Coup de tonnerre dans le monde de la vente de vins en ligne. Le tribunal de commerce de Paris a placé en redressement judiciaire, lundi 7 octobre, le groupe Héraclès, nouveau nom du groupe 1855. Une décision qui intervient après les multiples difficultés que rencontre le site de vente de vin en ligne depuis des années. En juillet dernier, une partie de ses stocks (21000 bouteilles), avait été saisie à Bordeaux, puis vendue aux enchères.

En septembre, le groupe Héraclès a tenté de se placer sous la protection du tribunal de commerce de Paris afin d’entamer une procédure de sauvegarde. Las, ses comptes étaient si désastreux qu’il a été considéré comme étant, aux yeux du tribunal, en cessation de paiement. L’épilogue était dès lors inévitable : le tribunal de commerce de Paris a prononcé hier sa mise en redressement judiciaire et nommé un administrateur judiciaire, Me Stéphane Gorrias, afin de gérer les créances impayées.

Discours arrogant

Ce matin, Héraclès n’a pas hésité ouvrir les pare-feux en publiant un communiqué de presse annonçant qu’il se plaçait "sous la protection du Tribunal de commerce de Paris". Héraclès n’hésite pas à en expliquer la raison : "Afin de mettre en place un plan de traitement global et équitable des derniers clients attendant des Bordeaux Primeurs". Le groupe considère que malgré les tensions rencontrées, il a livré pour 38 millions d’euros de vins en primeur au cours de ses dernières années et que la très grande majorité des clients a été livrée.

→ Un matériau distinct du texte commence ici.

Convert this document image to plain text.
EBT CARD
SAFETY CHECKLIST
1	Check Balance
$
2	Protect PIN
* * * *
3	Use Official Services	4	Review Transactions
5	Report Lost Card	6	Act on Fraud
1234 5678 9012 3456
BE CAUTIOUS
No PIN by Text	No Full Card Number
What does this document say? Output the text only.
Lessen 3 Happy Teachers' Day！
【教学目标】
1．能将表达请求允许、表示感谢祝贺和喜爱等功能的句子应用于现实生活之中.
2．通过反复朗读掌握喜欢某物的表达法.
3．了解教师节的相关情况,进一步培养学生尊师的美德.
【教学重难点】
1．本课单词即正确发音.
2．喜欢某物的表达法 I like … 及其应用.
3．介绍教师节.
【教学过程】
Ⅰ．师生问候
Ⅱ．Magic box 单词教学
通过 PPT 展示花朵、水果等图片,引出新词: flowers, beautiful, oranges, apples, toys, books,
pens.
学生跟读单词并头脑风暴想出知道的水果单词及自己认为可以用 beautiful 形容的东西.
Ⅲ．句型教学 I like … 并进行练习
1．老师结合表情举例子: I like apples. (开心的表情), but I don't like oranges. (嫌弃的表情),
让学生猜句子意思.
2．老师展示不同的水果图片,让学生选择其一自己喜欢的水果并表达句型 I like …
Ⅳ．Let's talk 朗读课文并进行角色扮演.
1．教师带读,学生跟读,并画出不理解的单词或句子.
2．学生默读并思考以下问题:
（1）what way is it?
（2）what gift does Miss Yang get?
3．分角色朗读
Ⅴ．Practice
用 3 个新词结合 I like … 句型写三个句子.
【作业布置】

Héraclès, par une pirouette sémantique, n’hésite pas à déclarer que ses problèmes comptables sont la faute de quelques clients qui profitent de procès pour réclamer des pénalités abusives. "Les plus patients de nos clients étaient devenus les plus pénalisés. Ceux qui avaient obtenu des astreintes et pénalités importantes absorbaient les ressources financières de l’entreprise, et faisaient retarder d’autant les livraisons des clients les plus patients". Et de poursuivre plus loin sur le même ton à la limite de l’arrogance ou de la cécité : « De plus, le niveau théorique de ces pénalités aurait pu à terme mettre en péril la pérennité de l’entreprise (un client a cherché à obtenir 150.000 euros de pénalités pour une commande initiale de 5.000 euros) ». En réalité, très peu d’astreintes ont été honorées par le groupe Héraclès. Voilà ce qui a déclenché les saisies sur stock en juillet dernier (lire La RVF n°575, octobre 2013).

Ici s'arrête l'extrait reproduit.